Written by Elisabeth Siegel
The opening of Siah Armajani’s “Follow this Line” at the Met Breuer on Feb. 20 was well-attended by a flurry of art community luminaries.
The artist himself was approached by a steady stream of admirers throughout the event, ranging from a small, novice gaggle of awestruck Yale students (the author among them) to curator giants of the art world and other artists — particularly those also from Iran and the larger Middle East — who had flocked to attend the first night of the exhibit.
After all, here was the first ever solo show exhibition at the Metropolitan Museum for an Iranian artist.
The retrospective at the Met Breuer will be available from Feb. 20 to June 9, 2019, and it spans nearly six decades, involving a whirlwind of Armajani’s works that reference Persian calligraphy and signology, poetry, mathematical equations, programming, Expressionism, Bauhaus design, and Constructivism.
The enduring spirit of Armajani, who came to the United States to stay safe from anti-democratic political violence under the Shah in Iran and who at the age of 79 continues to create politically relevant installation works makes him a veritable legend.
Armajani was born in Tehran in 1939. His earlier works mostly make use of ink or watercolor on cloth or paper, balancing abstraction with overt politicality. As a socialist and dissenter under the Shah’s regime, Armajani emigrated at the age of 20 in 1960, and he arrived in Minneapolis. At Macalester College, he studied philosophy; his work demonstrates influences from other intellectual figures within philosophy and politics, such as Ralph Waldo Emerson and Ahmad Shamlou.

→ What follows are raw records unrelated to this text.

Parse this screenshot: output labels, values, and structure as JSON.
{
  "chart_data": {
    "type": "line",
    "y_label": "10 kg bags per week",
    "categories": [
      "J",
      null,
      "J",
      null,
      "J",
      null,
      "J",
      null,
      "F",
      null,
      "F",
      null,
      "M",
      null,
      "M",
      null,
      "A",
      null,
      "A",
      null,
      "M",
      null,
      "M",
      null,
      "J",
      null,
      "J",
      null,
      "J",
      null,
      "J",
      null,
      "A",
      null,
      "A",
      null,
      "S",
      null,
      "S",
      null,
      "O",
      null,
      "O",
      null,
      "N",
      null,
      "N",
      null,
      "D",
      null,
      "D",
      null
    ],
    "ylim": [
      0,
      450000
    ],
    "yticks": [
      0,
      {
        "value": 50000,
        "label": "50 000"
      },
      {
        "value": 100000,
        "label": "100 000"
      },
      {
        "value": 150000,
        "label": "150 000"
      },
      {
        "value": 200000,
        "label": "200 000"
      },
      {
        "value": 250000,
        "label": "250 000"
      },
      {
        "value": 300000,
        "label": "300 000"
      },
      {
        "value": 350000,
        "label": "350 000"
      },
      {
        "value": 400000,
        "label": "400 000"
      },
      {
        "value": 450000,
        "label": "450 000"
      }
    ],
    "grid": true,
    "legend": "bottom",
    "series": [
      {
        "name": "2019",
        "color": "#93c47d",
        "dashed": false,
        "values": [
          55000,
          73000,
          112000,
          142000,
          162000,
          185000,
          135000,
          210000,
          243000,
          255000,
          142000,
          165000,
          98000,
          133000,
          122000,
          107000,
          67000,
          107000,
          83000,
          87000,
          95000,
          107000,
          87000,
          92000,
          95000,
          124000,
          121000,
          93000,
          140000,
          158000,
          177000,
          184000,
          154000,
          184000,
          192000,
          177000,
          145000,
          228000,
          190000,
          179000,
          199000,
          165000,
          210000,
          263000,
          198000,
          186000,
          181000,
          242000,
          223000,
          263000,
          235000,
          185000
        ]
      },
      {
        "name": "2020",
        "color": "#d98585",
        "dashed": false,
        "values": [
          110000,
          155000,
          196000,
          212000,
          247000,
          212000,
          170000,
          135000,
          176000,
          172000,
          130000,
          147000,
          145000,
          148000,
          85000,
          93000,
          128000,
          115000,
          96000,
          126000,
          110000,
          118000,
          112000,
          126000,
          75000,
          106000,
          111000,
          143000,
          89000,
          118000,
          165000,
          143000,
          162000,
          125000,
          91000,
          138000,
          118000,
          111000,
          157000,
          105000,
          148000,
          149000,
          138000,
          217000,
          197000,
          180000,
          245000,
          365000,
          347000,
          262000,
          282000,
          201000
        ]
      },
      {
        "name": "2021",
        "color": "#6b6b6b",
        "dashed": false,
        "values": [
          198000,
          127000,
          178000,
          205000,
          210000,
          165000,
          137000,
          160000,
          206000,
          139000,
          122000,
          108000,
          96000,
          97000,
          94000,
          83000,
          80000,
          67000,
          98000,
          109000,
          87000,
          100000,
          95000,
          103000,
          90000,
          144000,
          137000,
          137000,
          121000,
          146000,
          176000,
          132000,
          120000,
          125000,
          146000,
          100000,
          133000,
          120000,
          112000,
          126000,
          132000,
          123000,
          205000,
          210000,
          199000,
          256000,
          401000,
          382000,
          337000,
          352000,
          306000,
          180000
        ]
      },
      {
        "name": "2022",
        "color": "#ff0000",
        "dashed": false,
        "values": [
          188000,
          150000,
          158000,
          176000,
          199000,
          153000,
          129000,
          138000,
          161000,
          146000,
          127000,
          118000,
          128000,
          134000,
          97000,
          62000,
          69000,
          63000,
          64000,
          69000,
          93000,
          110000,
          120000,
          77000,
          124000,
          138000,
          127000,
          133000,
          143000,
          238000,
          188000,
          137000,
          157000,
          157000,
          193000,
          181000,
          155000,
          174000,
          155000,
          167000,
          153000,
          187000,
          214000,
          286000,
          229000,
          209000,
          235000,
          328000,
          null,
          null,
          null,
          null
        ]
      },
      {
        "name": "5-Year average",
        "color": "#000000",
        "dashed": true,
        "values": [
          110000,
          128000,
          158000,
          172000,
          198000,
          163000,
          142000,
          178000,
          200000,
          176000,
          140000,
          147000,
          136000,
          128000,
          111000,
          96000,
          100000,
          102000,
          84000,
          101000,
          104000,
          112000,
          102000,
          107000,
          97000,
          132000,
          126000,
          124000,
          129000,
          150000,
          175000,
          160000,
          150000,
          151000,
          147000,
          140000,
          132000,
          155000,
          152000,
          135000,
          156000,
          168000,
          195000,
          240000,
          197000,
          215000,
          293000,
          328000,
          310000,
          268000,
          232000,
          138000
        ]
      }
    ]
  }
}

The theme of “exile” is a thread wound through a number of his works. The expansive, 23-foot piece “Letters Home” involves handwriting and artwork with a felt-tip pen on cloth, containing writing and illustrations that Armajani sent home in letters to his family still in Iran.
“The works on view combine a wide range of references: political propaganda, religious sermons, handwritten letters, magic spells, recited poems, songs broadcast on the radio, and architectural elements,” wrote the Metropolitan Museum about the works. “As hybrid objects, they invite new readings and offer multiple perspectives. At the same time, they resist interpretation by blocking access, obscuring legibility, and frustrating conventions of use. These two apparently contradictory gestures are central to the experience of exile.”
Armajani is also known for creating large-scale, interactive and environmental sculptures that subvert traditional leisure or functional architectural works across the American landscape. He has had over 100 of such projects realized throughout the world. His work often invites viewer participation in order to link public places with their philosophical, political, and ethical eventualities. For instance, within the gallery floor, the Sacco and Vanzetti Reading Room — named for two influential Italian anarchists executed in the U.S. in the 1920’s — invites the audience to spend some time within that room browsing the reading recommendations and to take a pencil if they so wish.
The collection of works captures the full breadth and depth of his feelings towards exile, and more largely questions the role public art can play in the U.S. today.
Above all, Armajani believes that it is paramount for art to speak to large political truths, and for art to ultimately be able to exist and conduct discourse beyond its own contained, discrete being. There is no question that his storied 60 year career speaks for itself here.
With thanks to Sultan Sooud Al-Qassemi.